3. Le point de vue et le reflet du soleil

C’est donc la simplicité du regard, pure, vraie, absolue, sans pitié ou amoureuse, caressante, triste, heureuse, qui me semble être le principal risque esthétique de notre époque. La « bonne idée », l’idée commune, universelle, toujours ré-énoncée et re-peinte. J’ai souvent eu de ces bonnes idées en les redécouvrant déjà écrites ou peintes plus tard, mais ce n’est pas grave : je suis continuation ici, à mon époque, et je reprends cette même bonne idée, l’idée simple, sentiment simple : un poème sur l’amour ou une montagne dans les nuages. Située dans un autre temps que les autres, mon expression sera de toute façon différente. Car je crois, comme Borges, que l’art est un livre sans cesse réécrit de mains différentes, mains qui donnent le cachet d’une vision originale et immédiatement perceptible.
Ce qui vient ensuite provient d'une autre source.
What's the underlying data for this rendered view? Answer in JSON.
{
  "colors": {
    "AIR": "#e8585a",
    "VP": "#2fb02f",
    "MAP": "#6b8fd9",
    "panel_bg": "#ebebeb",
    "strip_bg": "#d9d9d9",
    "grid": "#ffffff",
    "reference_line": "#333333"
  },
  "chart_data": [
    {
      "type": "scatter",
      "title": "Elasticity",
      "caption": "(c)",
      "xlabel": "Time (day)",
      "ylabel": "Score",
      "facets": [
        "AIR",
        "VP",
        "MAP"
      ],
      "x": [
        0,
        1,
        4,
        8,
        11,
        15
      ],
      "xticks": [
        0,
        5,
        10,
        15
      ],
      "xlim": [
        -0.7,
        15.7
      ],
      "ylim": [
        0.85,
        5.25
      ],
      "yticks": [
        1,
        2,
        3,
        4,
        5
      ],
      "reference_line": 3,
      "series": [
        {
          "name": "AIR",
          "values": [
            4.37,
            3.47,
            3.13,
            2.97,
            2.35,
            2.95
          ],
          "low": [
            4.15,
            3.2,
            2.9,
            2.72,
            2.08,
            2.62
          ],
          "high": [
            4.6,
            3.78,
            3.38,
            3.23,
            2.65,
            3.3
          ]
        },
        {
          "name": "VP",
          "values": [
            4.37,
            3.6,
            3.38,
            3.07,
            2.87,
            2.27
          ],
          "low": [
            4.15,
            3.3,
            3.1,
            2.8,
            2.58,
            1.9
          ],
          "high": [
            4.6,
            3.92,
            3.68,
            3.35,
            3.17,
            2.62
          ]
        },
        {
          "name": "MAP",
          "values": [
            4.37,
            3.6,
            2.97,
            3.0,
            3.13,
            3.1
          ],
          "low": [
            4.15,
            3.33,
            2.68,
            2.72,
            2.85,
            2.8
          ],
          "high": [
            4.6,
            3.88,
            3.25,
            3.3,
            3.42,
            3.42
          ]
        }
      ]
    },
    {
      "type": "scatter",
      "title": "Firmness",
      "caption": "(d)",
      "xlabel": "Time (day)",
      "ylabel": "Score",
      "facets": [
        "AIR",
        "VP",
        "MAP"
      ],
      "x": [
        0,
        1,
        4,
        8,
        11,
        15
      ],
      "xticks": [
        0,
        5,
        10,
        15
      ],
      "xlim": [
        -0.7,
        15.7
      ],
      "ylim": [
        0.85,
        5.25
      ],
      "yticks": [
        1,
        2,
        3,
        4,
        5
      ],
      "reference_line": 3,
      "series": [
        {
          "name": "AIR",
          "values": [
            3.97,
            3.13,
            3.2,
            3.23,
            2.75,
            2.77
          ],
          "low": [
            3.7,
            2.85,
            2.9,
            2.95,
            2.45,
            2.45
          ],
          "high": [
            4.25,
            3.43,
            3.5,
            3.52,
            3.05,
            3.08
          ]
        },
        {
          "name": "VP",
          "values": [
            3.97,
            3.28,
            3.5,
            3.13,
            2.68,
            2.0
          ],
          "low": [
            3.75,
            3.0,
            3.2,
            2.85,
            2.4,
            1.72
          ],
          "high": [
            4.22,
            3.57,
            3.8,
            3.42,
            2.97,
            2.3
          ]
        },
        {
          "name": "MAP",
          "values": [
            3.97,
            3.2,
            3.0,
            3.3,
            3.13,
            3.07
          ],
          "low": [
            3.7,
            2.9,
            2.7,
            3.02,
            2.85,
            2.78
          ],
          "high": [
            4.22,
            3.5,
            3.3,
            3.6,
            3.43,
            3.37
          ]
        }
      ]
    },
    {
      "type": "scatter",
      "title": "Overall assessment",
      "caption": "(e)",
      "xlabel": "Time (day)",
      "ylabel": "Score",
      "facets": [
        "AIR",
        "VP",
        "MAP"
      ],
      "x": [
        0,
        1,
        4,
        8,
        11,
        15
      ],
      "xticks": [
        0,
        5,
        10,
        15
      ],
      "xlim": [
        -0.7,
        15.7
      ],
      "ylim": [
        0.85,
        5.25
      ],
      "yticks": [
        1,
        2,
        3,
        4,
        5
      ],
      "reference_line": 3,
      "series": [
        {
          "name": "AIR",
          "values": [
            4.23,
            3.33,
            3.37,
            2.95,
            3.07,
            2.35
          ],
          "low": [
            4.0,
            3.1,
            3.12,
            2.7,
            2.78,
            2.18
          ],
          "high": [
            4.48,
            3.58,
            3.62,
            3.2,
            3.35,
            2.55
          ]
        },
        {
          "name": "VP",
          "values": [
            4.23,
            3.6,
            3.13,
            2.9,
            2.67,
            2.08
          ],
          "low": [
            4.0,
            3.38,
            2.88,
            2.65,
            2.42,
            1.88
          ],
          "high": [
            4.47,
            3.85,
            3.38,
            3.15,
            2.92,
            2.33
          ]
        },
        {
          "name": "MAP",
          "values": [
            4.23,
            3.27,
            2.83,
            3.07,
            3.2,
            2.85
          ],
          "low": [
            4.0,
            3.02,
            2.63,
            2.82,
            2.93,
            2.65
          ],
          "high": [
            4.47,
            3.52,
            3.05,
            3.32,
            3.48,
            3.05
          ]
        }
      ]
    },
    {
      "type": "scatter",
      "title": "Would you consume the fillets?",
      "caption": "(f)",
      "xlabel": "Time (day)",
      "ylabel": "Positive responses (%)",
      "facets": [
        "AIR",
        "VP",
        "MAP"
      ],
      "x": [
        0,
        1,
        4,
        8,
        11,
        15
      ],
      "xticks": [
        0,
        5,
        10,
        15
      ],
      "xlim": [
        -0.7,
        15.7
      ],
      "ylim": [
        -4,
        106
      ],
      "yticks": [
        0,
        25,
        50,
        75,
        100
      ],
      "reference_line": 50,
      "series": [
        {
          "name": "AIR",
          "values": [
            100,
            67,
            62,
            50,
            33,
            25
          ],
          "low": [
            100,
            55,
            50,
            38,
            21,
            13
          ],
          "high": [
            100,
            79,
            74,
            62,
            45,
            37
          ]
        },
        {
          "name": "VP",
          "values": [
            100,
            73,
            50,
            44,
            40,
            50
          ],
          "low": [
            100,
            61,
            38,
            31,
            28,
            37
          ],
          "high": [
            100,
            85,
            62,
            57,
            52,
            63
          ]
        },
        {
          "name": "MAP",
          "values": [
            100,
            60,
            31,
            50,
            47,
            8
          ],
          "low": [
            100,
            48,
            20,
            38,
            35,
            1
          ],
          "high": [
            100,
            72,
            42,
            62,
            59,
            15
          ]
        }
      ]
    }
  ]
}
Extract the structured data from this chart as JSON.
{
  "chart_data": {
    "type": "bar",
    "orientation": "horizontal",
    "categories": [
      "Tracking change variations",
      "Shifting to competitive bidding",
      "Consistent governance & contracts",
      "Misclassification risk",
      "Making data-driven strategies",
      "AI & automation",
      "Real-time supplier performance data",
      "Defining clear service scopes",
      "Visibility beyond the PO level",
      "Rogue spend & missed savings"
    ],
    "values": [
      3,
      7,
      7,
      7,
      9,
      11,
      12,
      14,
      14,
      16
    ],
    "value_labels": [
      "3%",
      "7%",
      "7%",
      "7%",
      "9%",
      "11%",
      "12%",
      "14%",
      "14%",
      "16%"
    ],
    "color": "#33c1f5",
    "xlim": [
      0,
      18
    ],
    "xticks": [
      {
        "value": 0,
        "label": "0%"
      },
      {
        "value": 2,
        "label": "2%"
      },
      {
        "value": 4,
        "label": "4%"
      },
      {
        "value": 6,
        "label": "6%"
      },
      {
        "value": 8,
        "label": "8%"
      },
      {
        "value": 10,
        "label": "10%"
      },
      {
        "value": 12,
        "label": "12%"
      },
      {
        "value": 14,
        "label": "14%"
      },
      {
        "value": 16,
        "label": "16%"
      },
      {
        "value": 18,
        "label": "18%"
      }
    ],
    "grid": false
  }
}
Dire que tous les goûts et les couleurs sont dans la nature, c’est vrai, mais c’est flou – et on voit à quoi mène cette affirmation, au nivellement des valeurs dont j’ai parlé plus haut. Il vaudrait mieux dire : « tous les points de vue sont dans la nature ». C’est de la qualité de la transmission de ce point de vue que provient la qualité de l’œuvre ; qualité de l’enchaînement des notes et de l’exécution pour la musique, qualité du geste, de la lumière, des formes en peinture, qualité des mots, des tournures et de la chanson chère à Verlaine en poésie ; qualité de l’envergure, de la construction, de la langue et de l’imaginaire dans la littérature ; qualité du temps dans le cinéma… la liste serait trop longue à détailler. Soulignons seulement que le point commun, c’est le sentiment, l’art du point de vue…

Dans le Livre du Monde, la connaissance se parcelle en grains de sable. Ils renvoient tous des petits éclats de soleil, ils reflètent tous partiellement, dans leurs miroirs de gypse, une sensation qui existe, une et divisible : condition humaine, beauté, fugacité, passion, mort. Parfois nous ne voyons rien, mais nous sommes chauffés par réverbération quand même, dans notre corps, notre sensibilité, notre esprit. Ce sont ces petits reflets qui intéressent les chercheurs de risque, et ils les intègrent partout où ils sont : dans une pomme, dans un paysage, dans une sensation de plénitude. Petits éclats de connaissance que collectionne l’artiste, malgré sa place dans l’espace et le temps, qui ne lui permet qu’un seul point de vue. Heureusement, d’autres ont déjà collectionné ces petits éclats, et en ont tiré les œuvres qui nous font supporter cette vallée de larmes qu’est la vie. Grâce à eux, nous touchons l’univers ; il faut donc continuer leur recherche, au risque, peut-être, d’attraper d’autres reflets du soleil…

Dorothée SERS-HERMANN 14 août 2009

Peintre et poète. Née en 1980, elle vit et travaille à Paris.